Planning a wedding in a country that isn’t the United States proved to be an interesting challenge.

Thankfully, my husband did a lot of the verbal and written work, negotiating the church, minister, ceremony, organist, and reception via email and phone.


My perfect bouquet, crafted by my mother.

My mother is a professional wedding planner in Texas, where the wedding business is something like a billion dollar industry with lawyers and contracts and a lot of crying. When you have a wedding, you have any number of vendors working for you for a premium, and they all have different needs, and you have to sign a lot of papers that say you will or won’t do this or that, or you will be out by such-and-such time, or you have two hours to set up and not one second more.

As I found out along the way, Norway is a completely different story. The reception venue, the church, the photographer (all of which were wonderful, by the way) — we didn’t sign a contract for any of these. Some emails went back and forth, some phone calls happened, and that was it. We had a church. We had an organist and a church servant and a minister. We had a reception venue with a plated steak dinner, and hey, they even threw in some floral decor for no additional cost. Not only that, but even though we told them we wanted to be done by 7:30pm, they told us we could stay as long as we wanted and they would keep the bar open for our guests. They profit, we hang out longer, everyone wins.

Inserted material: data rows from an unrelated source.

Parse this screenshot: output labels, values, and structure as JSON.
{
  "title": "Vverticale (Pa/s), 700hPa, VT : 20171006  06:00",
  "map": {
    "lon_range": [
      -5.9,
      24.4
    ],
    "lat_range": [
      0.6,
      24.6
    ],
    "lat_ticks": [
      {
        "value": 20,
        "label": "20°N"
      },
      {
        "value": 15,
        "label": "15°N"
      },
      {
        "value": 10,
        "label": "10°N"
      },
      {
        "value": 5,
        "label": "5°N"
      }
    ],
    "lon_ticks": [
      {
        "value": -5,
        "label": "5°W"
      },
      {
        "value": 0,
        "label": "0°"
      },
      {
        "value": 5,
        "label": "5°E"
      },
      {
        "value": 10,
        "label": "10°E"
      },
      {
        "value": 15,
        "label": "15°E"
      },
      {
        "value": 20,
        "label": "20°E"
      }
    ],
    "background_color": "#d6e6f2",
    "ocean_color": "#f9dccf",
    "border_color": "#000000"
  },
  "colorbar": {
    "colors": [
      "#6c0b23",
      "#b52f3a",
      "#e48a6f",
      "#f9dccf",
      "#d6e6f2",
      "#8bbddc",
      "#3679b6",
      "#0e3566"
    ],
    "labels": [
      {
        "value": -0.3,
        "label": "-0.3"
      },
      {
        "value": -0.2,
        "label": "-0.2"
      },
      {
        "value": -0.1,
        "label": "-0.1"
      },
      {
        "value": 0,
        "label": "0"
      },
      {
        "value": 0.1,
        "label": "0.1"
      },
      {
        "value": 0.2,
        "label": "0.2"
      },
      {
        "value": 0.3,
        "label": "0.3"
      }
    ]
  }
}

The Slagen Kirke altar area

There were challenges of course, as I mentioned. The area where I was particularly baffled was the terminology. I couldn’t find a central, all-inclusive etiquette guide for Norwegian weddings anywhere. In the United States, I’m pretty sure any Barnes & Noble Bookstore is going to have an entire section dedicated to wedding planning, including volumes of worksheets and fill-it-in planners. The internet abounds with guides for American weddings. All I wanted was to know what people usually put in the program, and what all that stuff is called in Norwegian.

Perhaps (or perhaps not), then, my calling is to make such a site. There are websites that have a few venues listed in this or that town, and a review or two, and some slightly blurry photos, and some kind of skewed budget estimator, but that was all I could find. Norwegian wedding program templates were definitely hiding somewhere as yet uncovered. There also exists a forum site where Norwegian brides can ask questions and get help, but I didn’t find it particularly insightful for my personal needs.

Maybe a series of posts is in order, detailing how to plan a wedding in Norway. Maybe not. Regardless, it was so beautiful, and involved far less money and crying than planning a wedding in the United States.